Das ist 55 Jahre her.
Durch Schreiben stabilisierte ich mein Leben.
Aufschreiben wurde Arbeitsmittel und Analysemethode, weil daraus neue Gedanken wuchsen und/oder Ordnung und Orientierung eintraten. Analysen schärften meinen Blick.
Als Mensch aus kleinen Verhältnissen waren mir die gelben Kulis von der Post am Liebsten neben Geha-Füllern.
Getrieben vom Geltungsstreben in der Schule kamen dann Lamy, dann Parker, dann Pelikan M und danach war die Schule aus und die Konkurrenten weg.
Ich entdeckte Senator und namenlose Asiaten. Das ging so bis in die 90er Jahre des 20. Jhrdt.
Zwischendurch hatte ich Schreibmaschine gelernt und dann waren da die PCs.

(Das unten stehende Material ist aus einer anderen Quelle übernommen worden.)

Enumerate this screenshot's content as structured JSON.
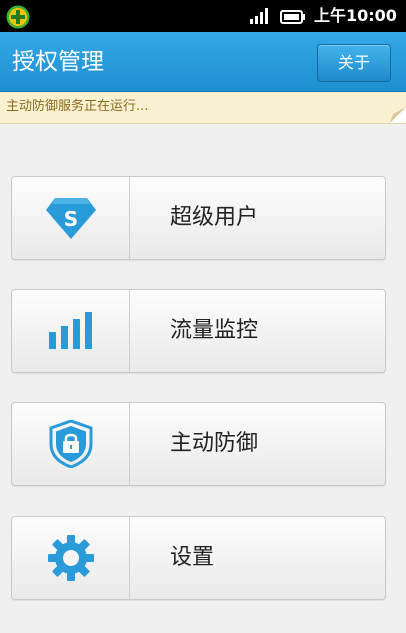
{
  "status_bar": {
    "time": "上午10:00",
    "icons": [
      "app-notification-icon",
      "signal-icon",
      "battery-icon"
    ]
  },
  "header": {
    "title": "授权管理",
    "about_label": "关于"
  },
  "notice": {
    "text": "主动防御服务正在运行..."
  },
  "menu": {
    "items": [
      {
        "label": "超级用户",
        "icon": "superuser-shield-icon"
      },
      {
        "label": "流量监控",
        "icon": "signal-bars-icon"
      },
      {
        "label": "主动防御",
        "icon": "lock-shield-icon"
      },
      {
        "label": "设置",
        "icon": "gear-icon"
      }
    ]
  },
  "colors": {
    "accent": "#2a9bd9",
    "status_bar": "#000000",
    "notice_bg": "#faf1d2",
    "notice_text": "#8a6a1f",
    "app_icon_green": "#3bb13a",
    "app_icon_yellow": "#f5c400"
  }
}
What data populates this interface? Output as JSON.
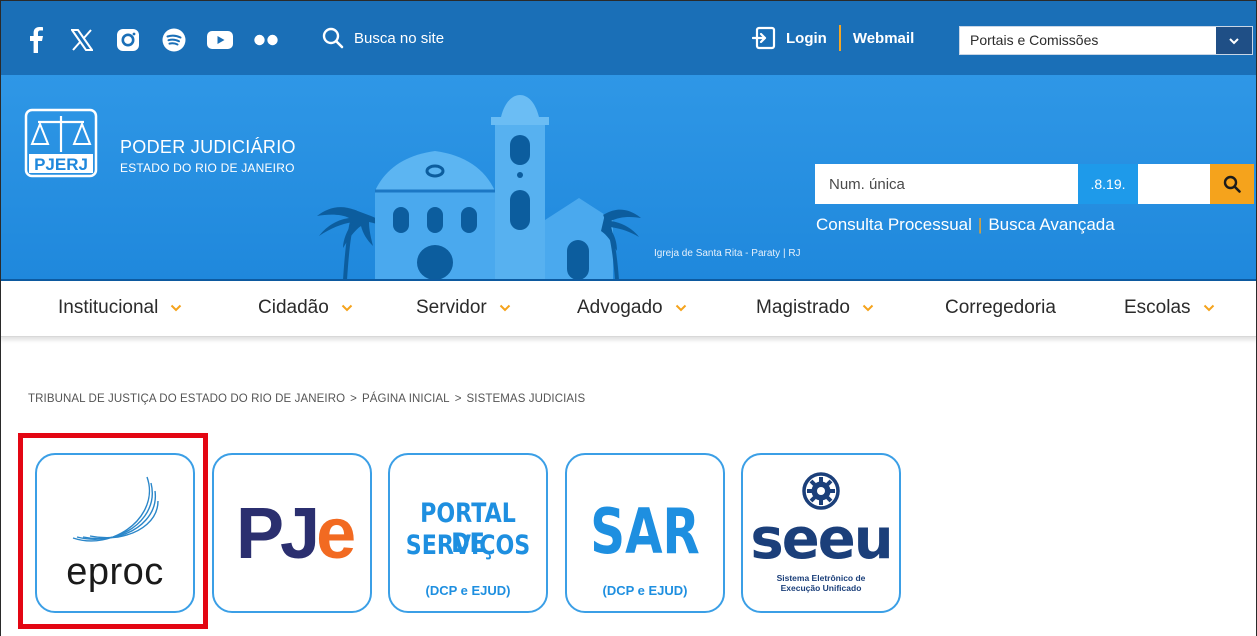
{
  "topbar": {
    "social_icons": [
      "facebook-icon",
      "x-icon",
      "instagram-icon",
      "spotify-icon",
      "youtube-icon",
      "flickr-icon"
    ],
    "search_label": "Busca no site",
    "login_label": "Login",
    "webmail_label": "Webmail",
    "portais_select": "Portais e Comissões"
  },
  "banner": {
    "logo_abbrev": "PJERJ",
    "org_line1": "PODER JUDICIÁRIO",
    "org_line2": "ESTADO DO RIO DE JANEIRO",
    "photo_caption": "Igreja de Santa Rita - Paraty | RJ",
    "consulta_label": "Consulta Processual",
    "busca_avancada_label": "Busca Avançada",
    "num_placeholder": "Num. única",
    "tj_code": ".8.19."
  },
  "nav": {
    "items": [
      {
        "label": "Institucional",
        "has_dropdown": true
      },
      {
        "label": "Cidadão",
        "has_dropdown": true
      },
      {
        "label": "Servidor",
        "has_dropdown": true
      },
      {
        "label": "Advogado",
        "has_dropdown": true
      },
      {
        "label": "Magistrado",
        "has_dropdown": true
      },
      {
        "label": "Corregedoria",
        "has_dropdown": false
      },
      {
        "label": "Escolas",
        "has_dropdown": true
      }
    ]
  },
  "breadcrumb": {
    "items": [
      "TRIBUNAL DE JUSTIÇA DO ESTADO DO RIO DE JANEIRO",
      "PÁGINA INICIAL",
      "SISTEMAS JUDICIAIS"
    ],
    "separator": ">"
  },
  "tiles": {
    "eproc": {
      "label": "eproc"
    },
    "pje": {
      "label_pj": "PJ",
      "label_e": "e"
    },
    "portal": {
      "line1": "PORTAL DE",
      "line2": "SERVIÇOS",
      "sub": "(DCP e EJUD)"
    },
    "sar": {
      "line1": "SAR",
      "sub": "(DCP e EJUD)"
    },
    "seeu": {
      "label": "seeu",
      "sub1": "Sistema Eletrônico de",
      "sub2": "Execução Unificado"
    }
  },
  "colors": {
    "topbar": "#1a6fb7",
    "banner": "#2a93e4",
    "accent_orange": "#f5a31c",
    "tile_border": "#3b9fe6",
    "highlight_red": "#e30613"
  }
}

Die Welt wurde auch digital und sortierte sich neu. Nach den Erfahrungen mit den neuen Heilsversprechen wie digitale Welt und papierloses Büro kam die Realität der neuen Welt zum Vorschein.
Die neue Mischung war da: Tagebücher mit Füller, Arbeit mit Tastatur.
Ich hatte damals etwas mehr Geld und entdeckte Montblanc.
Für Sammlerstücke reichte es nicht. Heute sage ich gottseidank, denn Sammlereditionen sind nicht zum Schreiben geeignet, weil sie dann benutzt und gebraucht aussehen.
Aber Sammlerstücke, die den Namen eines Schriftstellers haben, laden zur Projektion ein. Wenn ich mit Meisterstücken schreibe, die Dumas oder Voltaire heißen, haben meine Gedanken direkt einen höheren Stellenwert….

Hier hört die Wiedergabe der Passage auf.